Saturday night I was full of hate. Not toward any one person, just hating that I couldn’t go out for a freaking hour and a half without some kind of toddler disaster occurrence pulling me back home. Hating the lack of freedom I now have as a parent. Hating my incredible lack of time to be on my own and think about nothing in particular. I don’t know about you, but some of my best ideas have come out of thinking about nothing. The brain needs to drain, you know? A person can’t be on call 24/7 for too long before they lose their proverbial marbles. I know I asked for this change in my life, this addition of human/s to our house, these children. I do not regret or resent them being here. I just want a break is all. And I don’t think that’s too much to ask for.

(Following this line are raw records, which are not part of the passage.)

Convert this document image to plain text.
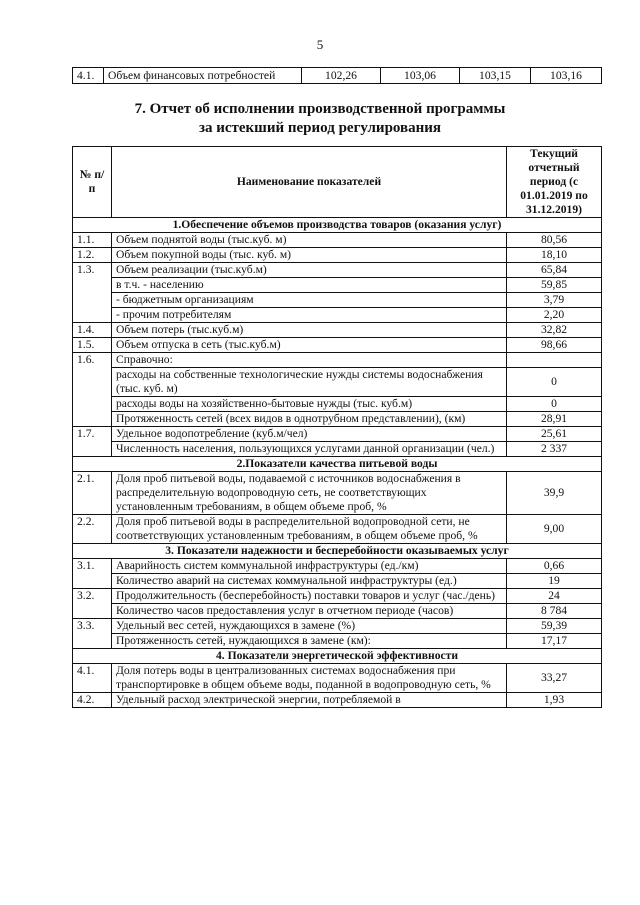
5
4.1.	Объем финансовых потребностей	102,26	103,06	103,15	103,16
7. Отчет об исполнении производственной программы
за истекший период регулирования
№ п/п	Наименование показателей	Текущий отчетный период (с 01.01.2019 по 31.12.2019)
1.Обеспечение объемов производства товаров (оказания услуг)		
1.1.	Объем поднятой воды (тыс.куб. м)	80,56
1.2.	Объем покупной воды (тыс. куб. м)	18,10
1.3.	Объем реализации (тыс.куб.м)	65,84
	в т.ч. - населению	59,85
	- бюджетным организациям	3,79
	- прочим потребителям	2,20
1.4.	Объем потерь (тыс.куб.м)	32,82
1.5.	Объем отпуска в сеть (тыс.куб.м)	98,66
1.6.	Справочно:	
	расходы на собственные технологические нужды системы водоснабжения (тыс. куб. м)	0
	расходы воды на хозяйственно-бытовые нужды (тыс. куб.м)	0
	Протяженность сетей (всех видов в однотрубном представлении), (км)	28,91
1.7.	Удельное водопотребление (куб.м/чел)	25,61
	Численность населения, пользующихся услугами данной организации (чел.)	2 337
2.Показатели качества питьевой воды		
2.1.	Доля проб питьевой воды, подаваемой с источников водоснабжения в распределительную водопроводную сеть, не соответствующих установленным требованиям, в общем объеме проб, %	39,9
2.2.	Доля проб питьевой воды в распределительной водопроводной сети, не соответствующих установленным требованиям, в общем объеме проб, %	9,00
3. Показатели надежности и бесперебойности оказываемых услуг		
3.1.	Аварийность систем коммунальной инфраструктуры (ед./км)	0,66
	Количество аварий на системах коммунальной инфраструктуры (ед.)	19
3.2.	Продолжительность (бесперебойность) поставки товаров и услуг (час./день)	24
	Количество часов предоставления услуг в отчетном периоде (часов)	8 784
3.3.	Удельный вес сетей, нуждающихся в замене (%)	59,39
	Протяженность сетей, нуждающихся в замене (км):	17,17
4. Показатели энергетической эффективности		
4.1.	Доля потерь воды в централизованных системах водоснабжения при транспортировке в общем объеме воды, поданной в водопроводную сеть, %	33,27
4.2.	Удельный расход электрической энергии, потребляемой в	1,93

On an up note, my pal Esha moved into her new house a few weeks back and she has a garage in the alley behind said house she is willing to give me to paint in. What an incredibly generous thing. At her last house she let me paint on her back porch. It is very important for me to be able to leave my house to paint. I cannot work at my house for a variety of reasons:
- someone is always trying to get my attention
- someone is always asking me questions
- there is always some kind of chore that is deemed more important than me creating something
- there is no quiet here
- there are children, two years old, who live here
- the fumes from the turpentine and oil paint mediums are not healthy for little kids to breathe
There are probably many more reasons I need a space outside our little paradise of a row house, but those are the first to come to mind. There is a lone window in Esha’s garage, which looks so cool in photos. I hope I can get my shit together, clean out the space a bit, and get to painting again. I feel like some of that special necessary art energy is piling up in my head lately. That means either I create something or I will soon become depressed and despondent. Better to paint a picture. Cheaper than therapy.